Why does HashMap need a cryptographically secure hashing function?

Question

I'm reading a Rust book about HashMap hashing functions, and I can't understand these two sentences.

By default, HashMap uses a cryptographically secure hashing function that can provide resistance to Denial of Service (DoS) attacks. This is not the fastest hashing algorithm available, but the trade-off for better security that comes with the drop in performance is worth it.
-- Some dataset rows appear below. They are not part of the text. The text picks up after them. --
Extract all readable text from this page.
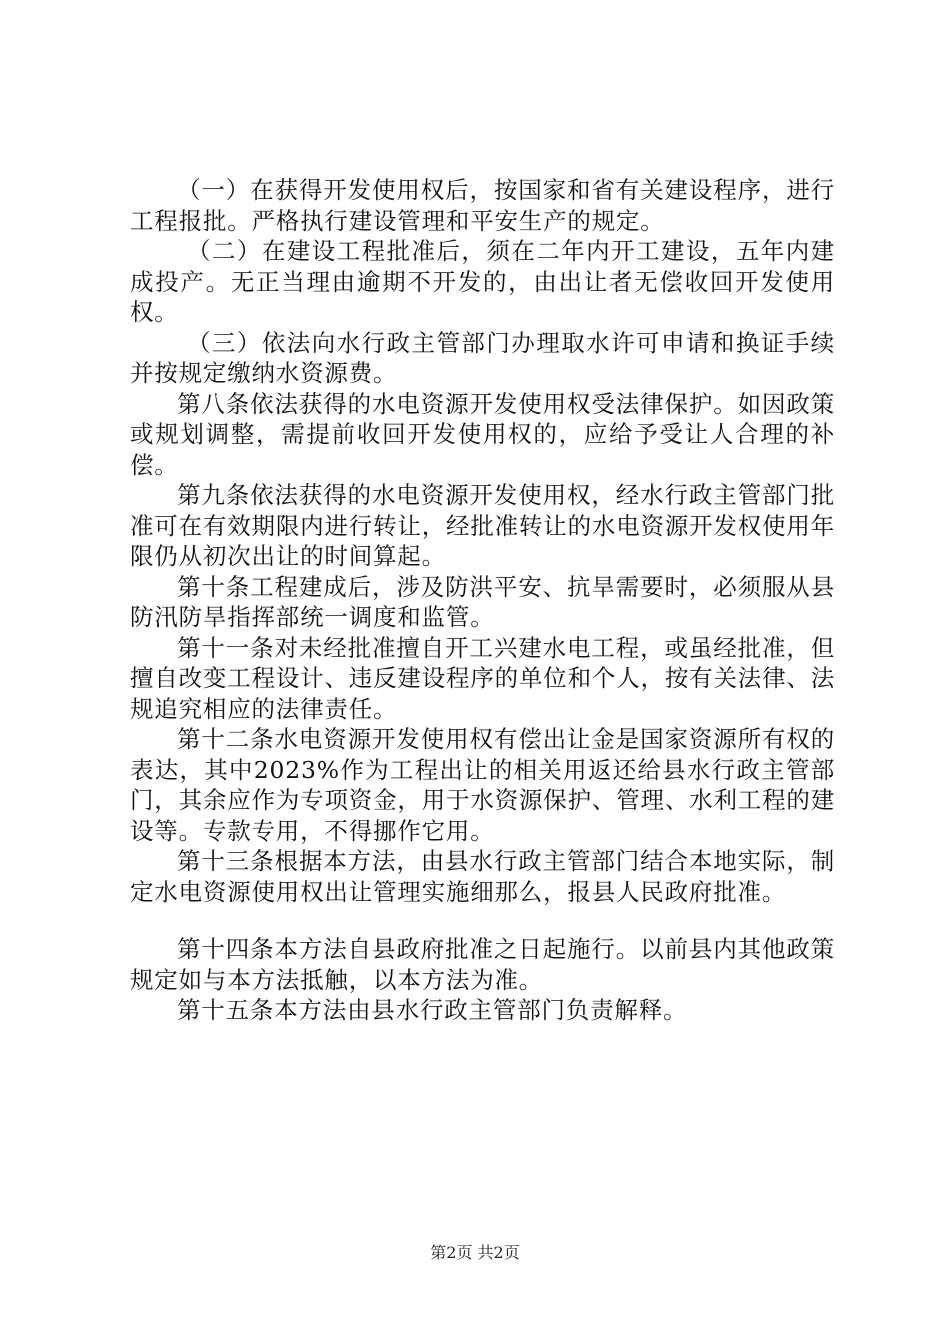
（一）在获得开发使用权后，按国家和省有关建设程序，进行工程报批。严格执行建设管理和平安生产的规定。

（二）在建设工程批准后，须在二年内开工建设，五年内建成投产。无正当理由逾期不开发的，由出让者无偿收回开发使用权。

（三）依法向水行政主管部门办理取水许可申请和换证手续并按规定缴纳水资源费。

第八条依法获得的水电资源开发使用权受法律保护。如因政策或规划调整，需提前收回开发使用权的，应给予受让人合理的补偿。

第九条依法获得的水电资源开发使用权，经水行政主管部门批准可在有效期限内进行转让，经批准转让的水电资源开发权使用年限仍从初次出让的时间算起。

第十条工程建成后，涉及防洪平安、抗旱需要时，必须服从县防汛防旱指挥部统一调度和监管。

第十一条对未经批准擅自开工兴建水电工程，或虽经批准，但擅自改变工程设计、违反建设程序的单位和个人，按有关法律、法规追究相应的法律责任。

第十二条水电资源开发使用权有偿出让金是国家资源所有权的表达，其中2023%作为工程出让的相关用返还给县水行政主管部门，其余应作为专项资金，用于水资源保护、管理、水利工程的建设等。专款专用，不得挪作它用。

第十三条根据本方法，由县水行政主管部门结合本地实际，制定水电资源使用权出让管理实施细那么，报县人民政府批准。

第十四条本方法自县政府批准之日起施行。以前县内其他政策规定如与本方法抵触，以本方法为准。

第十五条本方法由县水行政主管部门负责解释。

第2页 共2页
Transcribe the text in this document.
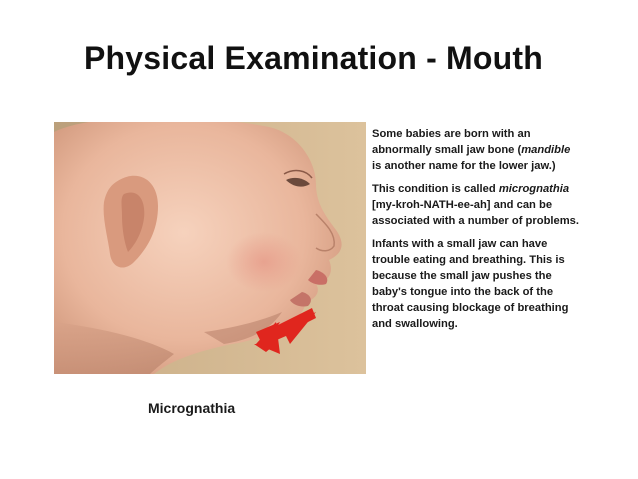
Physical Examination - Mouth

Some babies are born with an abnormally small jaw bone (mandible is another name for the lower jaw.)

This condition is called micrognathia [my-kroh-NATH-ee-ah] and can be associated with a number of problems.

Infants with a small jaw can have trouble eating and breathing. This is because the small jaw pushes the baby's tongue into the back of the throat causing blockage of breathing and swallowing.

Micrognathia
I know what a cryptographically secure hash function is, but don't I understand the rationale behind it. From my understanding a good hash function for HashMap should only have three properties:

• deterministic (the same object has same hash value)
• be VERY fast,
• has a uniform distribution of bits in hash value (meaning it will reduce collision)

Other properties, in cryptographically secure hash function, are not really relevant 99% (maybe even 99.99%) of the time for hash tables.

So my question is: What does "resistance to DoS attack and better security " even mean in the context of HashMap?

Answer 1

Let's start backward: how do you DoS a HashMap?

Over the years, there have been multiple attacks on various software stacks based on Hash Flooding. If you know which framework a site is powered by, and therefore which hash function is used, and this hash function is not cryptographically secure then you may be able to pre-compute, offline, a large set of strings hashing to the same number.

Then, you simply inject this set into the site, and for each (simple) request, it does a disproportionately large amount of work as inserting N elements takes O(N²) operations.

---

Rust was conceived with the benefit of hindsight, and therefore attention was paid to avoiding this attack by default, reasoning that users who really need performance out of HashMap would simply switch the hash function.

Answer 2

Let's say we use HashMap to store some user data in a web-application. Suppose that users can choose (part of) the key in some way – maybe the key is a username or a filename of an uploaded file or anything like that.

If we are not using a cryptographically secure hash function, this means that the attacker could possible craft multiple inputs that all map to the same output. Of course, a hash map has to deal with collisions, because they occur naturally.

But when unnaturally many collisions occur, the hash map implementation might do strange things. For example, looking up some keys could have a runtime of O(n). Or the hash map might think that it has to grow because of all the collisions; but growing won't solve the problem, so the hash map grows until all memory is used. In either case, it's bad. Hash maps just assume that statistically, collisions rarely occur.

Of course, this is not a "stealing user data" attack -- at least not directly. But if one part of a system is weak, this makes it easier for attackers to find other weaknesses.

A cryptographically secure hash function prevents this attack, since the attacker cannot possibly craft multiple keys that map to the same value (at least not without trying out all keys).

---

is not really relevant 99% (maybe even 99.99%) of the time for hash tables.

Yes, probably. But this is difficult to balance. I guess we all would agree that if 20% of users would have security problems in their application due to an unsecure hash function (while 80% don't care), it's still a good idea to use the "secure by default" approach. What about 5%/95%? What about 1%/99%? Hard to tell where the threshold is, right?

There has been a ton of discussion about this already. Because yes, most people only notice the slowness of the hash map. Maybe the situation I described above is incredibly rare and it isn't worth slowing down all other users' code by default. But this has been decided, the default hash function won't change, and luckily you can choose your own hash function.

Answer 3

If a server application stores user input (such as post data in a web application) in a hash table, a malicious user may try to provide a large number of inputs that all have the same hash value, leading to a large number of hash collisions and thus slowing down operations on the map significantly, to the point that it can be used as a DoS attack (as described in this article for example).

If the hash is cryptographically secure, attackers will have a much harder time trying to find inputs with the same hash value.